The key words "MUST", "MUST NOT", "REQUIRED", "SHALL", "SHALL NOT", "SHOULD", "SHOULD NOT", "RECOMMENDED", "NOT RECOMMENDED", "MAY", and "OPTIONAL" in this document are to be interpreted as described in BCP 14 [RFC2119] [RFC8174] when, and only when, they appear in all capitals, as shown here.

本文件中的关键词“必须”、“不得”、“必需”、“应”、“不应”、“建议”、“不建议”、“可”和“可选”在所有大写字母出现时(如图所示)应按照BCP 14[RFC2119][RFC8174]所述进行解释。

The following terms are used in this document and are defined as follows:

本文件中使用了以下术语,其定义如下:

sojourn time: the amount of time a packet has spent in a particular buffer, i.e., the time a packet departs the buffer minus the time the packet arrived at the buffer. A packet can depart a buffer via transmission or drop.

逗留时间:数据包在特定缓冲区内的时间量,即数据包离开缓冲区的时间减去数据包到达缓冲区的时间。
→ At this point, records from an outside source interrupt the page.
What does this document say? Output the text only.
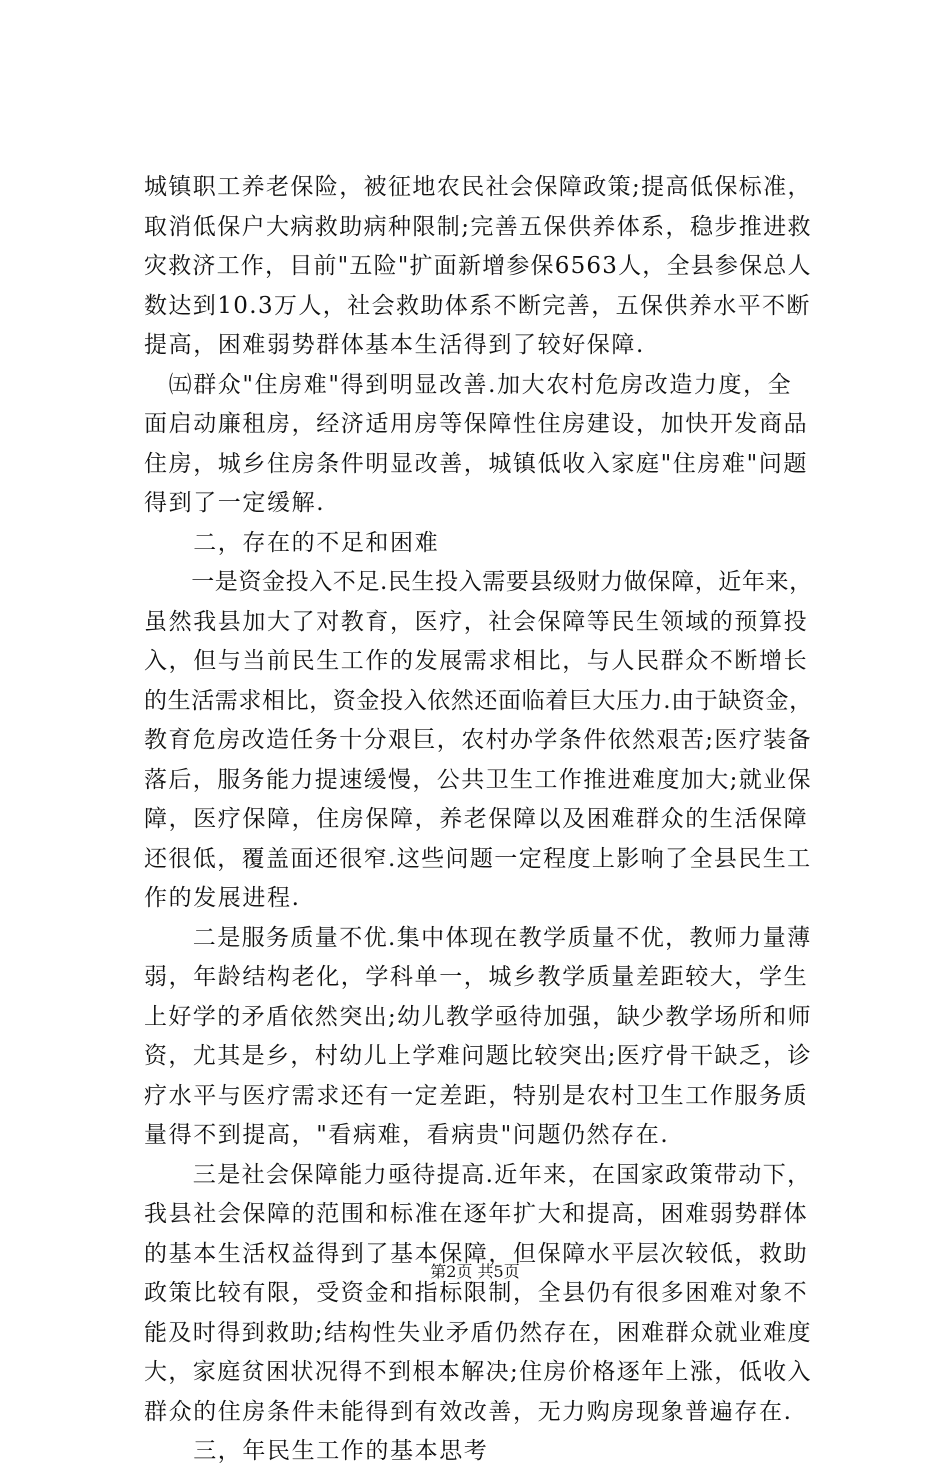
城镇职工养老保险，被征地农民社会保障政策;提高低保标准，
取消低保户大病救助病种限制;完善五保供养体系，稳步推进救
灾救济工作，目前"五险"扩面新增参保6563人，全县参保总人
数达到10.3万人，社会救助体系不断完善，五保供养水平不断
提高，困难弱势群体基本生活得到了较好保障.
　㈤群众"住房难"得到明显改善.加大农村危房改造力度，全
面启动廉租房，经济适用房等保障性住房建设，加快开发商品
住房，城乡住房条件明显改善，城镇低收入家庭"住房难"问题
得到了一定缓解.
　　二，存在的不足和困难
　　一是资金投入不足.民生投入需要县级财力做保障，近年来，
虽然我县加大了对教育，医疗，社会保障等民生领域的预算投
入，但与当前民生工作的发展需求相比，与人民群众不断增长
的生活需求相比，资金投入依然还面临着巨大压力.由于缺资金，
教育危房改造任务十分艰巨，农村办学条件依然艰苦;医疗装备
落后，服务能力提速缓慢，公共卫生工作推进难度加大;就业保
障，医疗保障，住房保障，养老保障以及困难群众的生活保障
还很低，覆盖面还很窄.这些问题一定程度上影响了全县民生工
作的发展进程.
　　二是服务质量不优.集中体现在教学质量不优，教师力量薄
弱，年龄结构老化，学科单一，城乡教学质量差距较大，学生
上好学的矛盾依然突出;幼儿教学亟待加强，缺少教学场所和师
资，尤其是乡，村幼儿上学难问题比较突出;医疗骨干缺乏，诊
疗水平与医疗需求还有一定差距，特别是农村卫生工作服务质
量得不到提高，"看病难，看病贵"问题仍然存在.
　　三是社会保障能力亟待提高.近年来，在国家政策带动下，
我县社会保障的范围和标准在逐年扩大和提高，困难弱势群体
的基本生活权益得到了基本保障，但保障水平层次较低，救助
政策比较有限，受资金和指标限制，全县仍有很多困难对象不
能及时得到救助;结构性失业矛盾仍然存在，困难群众就业难度
大，家庭贫困状况得不到根本解决;住房价格逐年上涨，低收入
群众的住房条件未能得到有效改善，无力购房现象普遍存在.
　　三，年民生工作的基本思考
第2页 共5页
数据包可以通过传输或丢弃离开缓冲区。

standing queue: a queue (in packets, bytes, or time delay) in a buffer that persists for a "long" time, where "long" is on the order of the longer round-trip times through the buffer, as discussed in Section 4.2. A standing queue occurs when the minimum queue over the "long" time is non-zero and is usually tolerable and even desirable as long as it does not exceed some target delay.

站立队列:缓冲区中持续“长”时间的队列(以数据包、字节或时间延迟为单位),其中“长”是指通过缓冲区的较长往返时间,如第4.2节所述。当“长”时间内的最小队列为非零且通常是可容忍的,甚至是理想的,只要它不超过某个目标延迟,就会出现站立队列。

bottleneck bandwidth: the limiting bandwidth along a network path.

瓶颈带宽:沿网络路径的限制带宽。

3. Understanding the Building Blocks of Queue Management
3. 了解队列管理的构造块

At the heart of queue management is the notion of "good" queue and "bad" queue and the search for ways to get rid of the "bad" queue (which only adds delay) while preserving the "good" queue (which provides for good utilization). This section explains queueing, both good and bad, and covers the CoDel building blocks that can be used to manage packet buffers to keep their queues in the "good" range.

队列管理的核心是“好”队列和“坏”队列的概念,以及寻找摆脱“坏”队列(只增加延迟)的方法,同时保留“好”队列(提供良好的利用率)。本节解释排队的好坏,并介绍可用于管理数据包缓冲区以使其队列保持在“良好”范围内的CoDel构建块。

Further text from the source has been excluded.